I feel like the occasion should be marked with a juicy post about all I’ve learned and experienced. But when I try to write such a post, I’m overwhelmed. I could approach the topic from so many different angles, I don’t know where to begin.
It’s been an incredible journey. I think I’ll be traveling at least another year, maybe two if I can figure out how to get the money flowing in a little more steadily. I still don’t know how long I’ll continue. I only know that if I had to stop now, I’d be terribly disappointed. I’m not tired of my nomadic life, not even a little bit.
What have I learned? Too much to fit in a blog post. I’ve learned countless lessons about the world, about myself, about life in the US, about letting go. Here are just a few, in no particular order:
- Most people are kind and helpful. Everywhere.
- There is far less to be afraid of in the world than we ever imagined.
- I can handle most situations that might arise on the road (so could you)
- It’s hard at times to keep a sense of wonder and gratitude, on the road as well as at home, but it’s the most essential element of happiness.
- Humans tend to define ourselves by our posessions. Villagers wear specific hats and embroidery patterns to show their tribal and family identity. Americans shop for clothing, furniture, and collectibles to find an identity.
- Americans, outside of a few major cities, lead very isolated lives. Our cars and homes are prisons. People in the rest of the world mostly have places they can walk to, and people to laugh with when they get there.
- Television is the opiate of the masses (or something like that).
- Ultimately, we all go through life alone. But that’s OK.

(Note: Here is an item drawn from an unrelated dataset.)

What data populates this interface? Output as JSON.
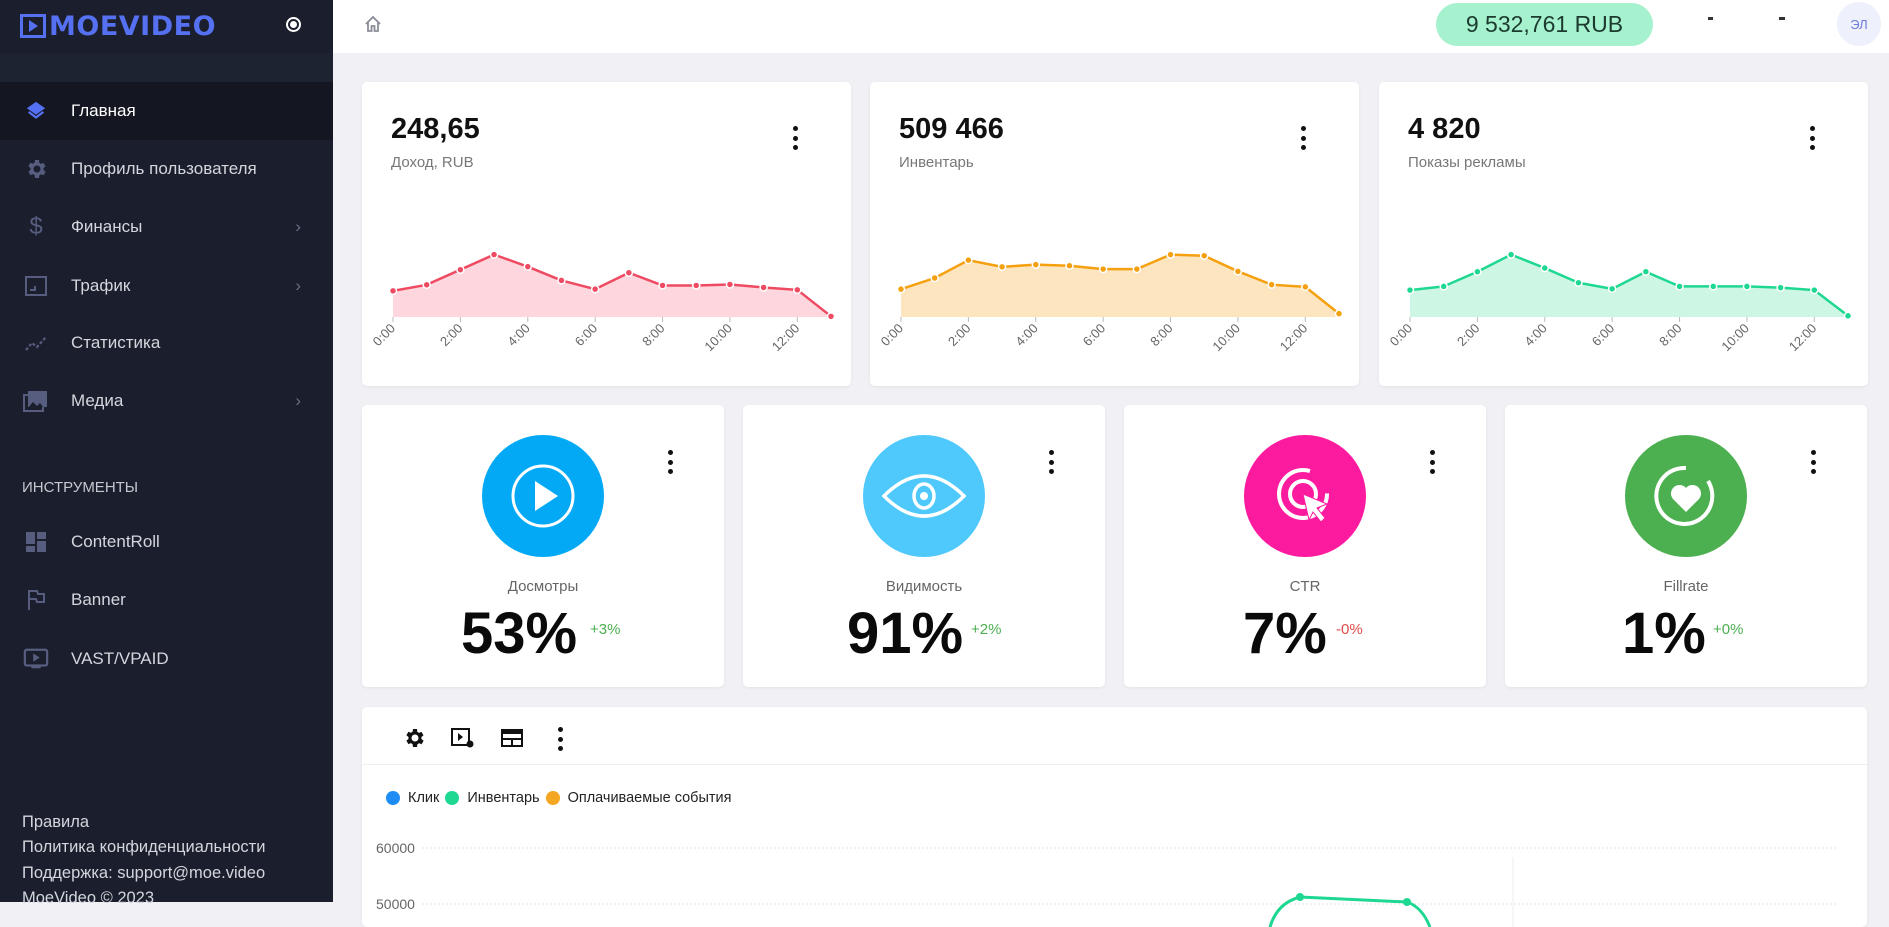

- There are always beautiful things and ugly things to look at, or think about. You choose which to focus on, consciously or unconsciously, so might as well make the effort to choose joy.
- When you rid yourself of possessions — furniture, clothing, cookware, collections — you strip away identity, ego, and trappings of material success. The fear is that there will be nothing left.
- It’s essential to spend time alone, quiet, thinking. No TV, radio, cel phone, computer, chores, shopping. Try it for a day, or at least an afternoon, once in a while and see what happens. It’s insanely hard at first to be with your thoughts, but it’s incredibly empowering to become comfortable with them and see where they take you.
- We are always spiraling outward or spiraling inward. If you let your fears limit you, your spirit will shrink. If you push up against your fears and boundaries every day — find things that frighten you a little and do them anyway — your spirit will expand beyond your wildest imagination.